11. Interactive: Mini Chat Demo
Two users, one conversation. Type and send messages as Alice or Bob.
12. Capacity Estimation
| Metric | Assumption | Result |
|---|---|---|
| Concurrent WebSocket connections | 50M concurrent users, 1 connection each | 50M connections |
| Chat Servers needed | 100K connections per server | ~500 servers |
| Message throughput | 100B messages/day (WhatsApp scale) | ~1.16M msg/sec |
| Peak throughput (3× avg) | Evening spike factor | ~3.5M msg/sec |
| Message storage per day | 100B msgs × 200 bytes avg (with metadata) | ~20 TB/day |
| Annual storage (3× replication) | 20 TB × 365 × 3 replicas | ~22 PB/year |
| Kafka throughput | 3.5M msg/sec × 200 bytes | ~700 MB/sec |
| Presence service memory | 50M users × 100 bytes (userId + serverId + TTL) | ~5 GB RAM |
| Fan-out at group scale | 1M groups msgs/min × 500 members | ~8.3M deliveries/sec |
Cassandra cluster sizing: At 3.5M writes/sec with 3× replication = 10.5M write ops/sec across the cluster. At ~50K writes/sec per Cassandra node, you need ~210 nodes. With commodity hardware (3 TB SSD each), that is ~630 TB raw capacity — covered.

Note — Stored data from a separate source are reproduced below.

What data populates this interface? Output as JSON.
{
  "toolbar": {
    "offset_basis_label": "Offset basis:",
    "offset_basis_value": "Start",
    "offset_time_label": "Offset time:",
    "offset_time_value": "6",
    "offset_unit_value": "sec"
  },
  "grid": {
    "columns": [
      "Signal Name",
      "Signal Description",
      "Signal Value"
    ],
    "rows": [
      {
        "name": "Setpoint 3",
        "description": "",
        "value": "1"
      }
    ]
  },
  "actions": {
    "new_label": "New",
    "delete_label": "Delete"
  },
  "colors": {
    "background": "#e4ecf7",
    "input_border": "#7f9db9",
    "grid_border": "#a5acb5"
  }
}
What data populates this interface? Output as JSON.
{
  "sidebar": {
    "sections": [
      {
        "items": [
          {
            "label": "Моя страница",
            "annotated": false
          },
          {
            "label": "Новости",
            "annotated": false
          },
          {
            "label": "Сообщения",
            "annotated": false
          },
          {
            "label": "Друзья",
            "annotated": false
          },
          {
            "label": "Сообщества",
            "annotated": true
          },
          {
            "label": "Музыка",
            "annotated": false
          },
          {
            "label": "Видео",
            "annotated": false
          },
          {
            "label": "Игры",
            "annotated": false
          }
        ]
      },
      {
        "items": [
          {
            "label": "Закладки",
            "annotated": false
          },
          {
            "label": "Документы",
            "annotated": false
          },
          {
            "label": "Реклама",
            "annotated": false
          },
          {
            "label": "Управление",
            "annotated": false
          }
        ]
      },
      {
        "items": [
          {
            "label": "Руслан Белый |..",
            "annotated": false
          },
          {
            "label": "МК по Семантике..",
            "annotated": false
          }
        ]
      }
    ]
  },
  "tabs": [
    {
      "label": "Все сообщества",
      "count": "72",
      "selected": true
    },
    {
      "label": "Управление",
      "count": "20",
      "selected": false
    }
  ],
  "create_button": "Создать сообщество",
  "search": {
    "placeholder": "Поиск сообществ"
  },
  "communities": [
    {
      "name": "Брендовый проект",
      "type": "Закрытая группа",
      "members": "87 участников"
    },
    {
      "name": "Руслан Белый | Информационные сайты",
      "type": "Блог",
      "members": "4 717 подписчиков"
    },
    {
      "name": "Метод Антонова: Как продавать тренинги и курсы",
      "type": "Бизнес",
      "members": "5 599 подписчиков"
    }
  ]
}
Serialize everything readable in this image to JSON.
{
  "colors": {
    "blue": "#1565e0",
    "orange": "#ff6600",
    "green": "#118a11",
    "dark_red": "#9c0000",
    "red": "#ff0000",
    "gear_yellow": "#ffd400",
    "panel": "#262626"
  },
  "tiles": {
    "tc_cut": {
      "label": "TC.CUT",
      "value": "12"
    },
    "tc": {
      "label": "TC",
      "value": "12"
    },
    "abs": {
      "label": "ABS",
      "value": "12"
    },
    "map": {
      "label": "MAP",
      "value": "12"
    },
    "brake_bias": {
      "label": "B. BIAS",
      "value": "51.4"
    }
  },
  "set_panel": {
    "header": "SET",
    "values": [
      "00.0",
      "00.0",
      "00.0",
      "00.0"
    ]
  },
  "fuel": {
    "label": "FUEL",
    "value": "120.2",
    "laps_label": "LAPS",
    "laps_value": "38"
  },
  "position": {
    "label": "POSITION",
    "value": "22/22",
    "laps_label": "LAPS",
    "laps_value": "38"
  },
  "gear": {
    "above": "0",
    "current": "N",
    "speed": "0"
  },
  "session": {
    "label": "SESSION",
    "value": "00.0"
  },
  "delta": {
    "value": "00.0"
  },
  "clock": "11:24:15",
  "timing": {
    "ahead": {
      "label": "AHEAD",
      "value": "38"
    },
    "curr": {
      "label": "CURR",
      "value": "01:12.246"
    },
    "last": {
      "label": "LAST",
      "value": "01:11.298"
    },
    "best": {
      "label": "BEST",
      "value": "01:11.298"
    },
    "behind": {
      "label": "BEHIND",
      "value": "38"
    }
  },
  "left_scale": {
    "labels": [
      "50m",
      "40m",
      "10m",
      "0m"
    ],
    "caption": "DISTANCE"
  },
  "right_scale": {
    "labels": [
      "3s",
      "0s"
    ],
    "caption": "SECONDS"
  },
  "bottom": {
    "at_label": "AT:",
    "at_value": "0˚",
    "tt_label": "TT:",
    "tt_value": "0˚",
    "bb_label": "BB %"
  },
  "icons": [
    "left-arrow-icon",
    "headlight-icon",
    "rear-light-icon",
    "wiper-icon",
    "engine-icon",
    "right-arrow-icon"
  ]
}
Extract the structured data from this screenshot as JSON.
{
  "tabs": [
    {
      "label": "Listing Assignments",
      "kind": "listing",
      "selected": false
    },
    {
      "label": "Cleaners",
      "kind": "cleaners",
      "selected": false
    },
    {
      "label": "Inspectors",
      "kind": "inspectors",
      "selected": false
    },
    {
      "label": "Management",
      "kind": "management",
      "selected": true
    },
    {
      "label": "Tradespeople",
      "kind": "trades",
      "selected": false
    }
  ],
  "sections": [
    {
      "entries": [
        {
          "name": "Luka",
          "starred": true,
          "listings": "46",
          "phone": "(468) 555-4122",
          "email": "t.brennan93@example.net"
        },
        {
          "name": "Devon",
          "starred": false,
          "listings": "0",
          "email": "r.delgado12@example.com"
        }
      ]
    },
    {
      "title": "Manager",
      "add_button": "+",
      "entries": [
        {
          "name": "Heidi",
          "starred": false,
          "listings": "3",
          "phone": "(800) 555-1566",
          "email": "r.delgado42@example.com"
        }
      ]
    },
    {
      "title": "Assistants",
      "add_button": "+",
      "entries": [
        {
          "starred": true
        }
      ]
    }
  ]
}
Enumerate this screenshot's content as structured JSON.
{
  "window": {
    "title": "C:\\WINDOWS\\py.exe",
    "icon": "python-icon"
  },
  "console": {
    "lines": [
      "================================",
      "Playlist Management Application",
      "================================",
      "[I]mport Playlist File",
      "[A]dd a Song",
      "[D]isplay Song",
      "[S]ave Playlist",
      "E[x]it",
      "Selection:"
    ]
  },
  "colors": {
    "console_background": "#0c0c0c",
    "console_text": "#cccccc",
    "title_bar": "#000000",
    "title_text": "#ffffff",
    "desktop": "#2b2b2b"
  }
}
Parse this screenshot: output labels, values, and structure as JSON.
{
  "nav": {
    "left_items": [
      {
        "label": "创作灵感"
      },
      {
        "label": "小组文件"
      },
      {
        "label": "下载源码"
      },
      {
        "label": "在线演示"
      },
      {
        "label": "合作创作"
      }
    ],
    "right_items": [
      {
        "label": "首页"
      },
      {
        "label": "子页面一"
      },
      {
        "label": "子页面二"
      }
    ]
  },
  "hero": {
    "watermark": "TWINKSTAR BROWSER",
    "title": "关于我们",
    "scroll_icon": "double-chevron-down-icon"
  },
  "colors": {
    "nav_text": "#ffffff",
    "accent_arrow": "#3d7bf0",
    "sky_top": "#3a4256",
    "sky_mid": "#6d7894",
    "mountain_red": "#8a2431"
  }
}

Kafka sizing: 700 MB/sec write × 3 replicas = 2.1 GB/sec. At 1 Gbps per broker, you need ~20 Kafka brokers with 7-day message retention (~1.2 PB total Kafka storage).
Summary
The journey from a polling endpoint to a WhatsApp-scale chat system follows a clear progression. Each level solves a specific bottleneck:
| Level | Problem Solved | Key Technology |
|---|---|---|
| 1 — Polling | Works at all | HTTP GET |
| 2 — Long Polling | Latency | HTTP hold-open |
| 3 — WebSockets | Real-time + wasted requests | TCP upgrade |
| 4 — Message Service | Durability + decoupling | Kafka + Cassandra |
| 5 — Snowflake IDs | Ordering at scale | 64-bit composite ID |
| 6 — Receipts | ✓✓ blue ticks | ACK events over WebSocket |
| 7 — Offline Queue | Durability while disconnected | Redis Lists + TTL |
| 8 — Group Fan-out | 499 deliveries from 1 message | Kafka partitions |
| 9 — E2EE | Privacy | Signal protocol |
WebSocket connections are stateful — this means you cannot simply add servers behind a load balancer. You need sticky sessions or a pub/sub layer (Redis Pub/Sub or Kafka) so any server can route delivery to any open connection. This is the core operational complexity of running a chat system at scale.
In an interview, the progression from polling to WebSockets to the full distributed architecture demonstrates the ability to start simple, identify bottlenecks, and apply the right tool at each layer. The delivery receipt mechanism and offline queue are the most commonly missed details — knowing them signals depth of understanding.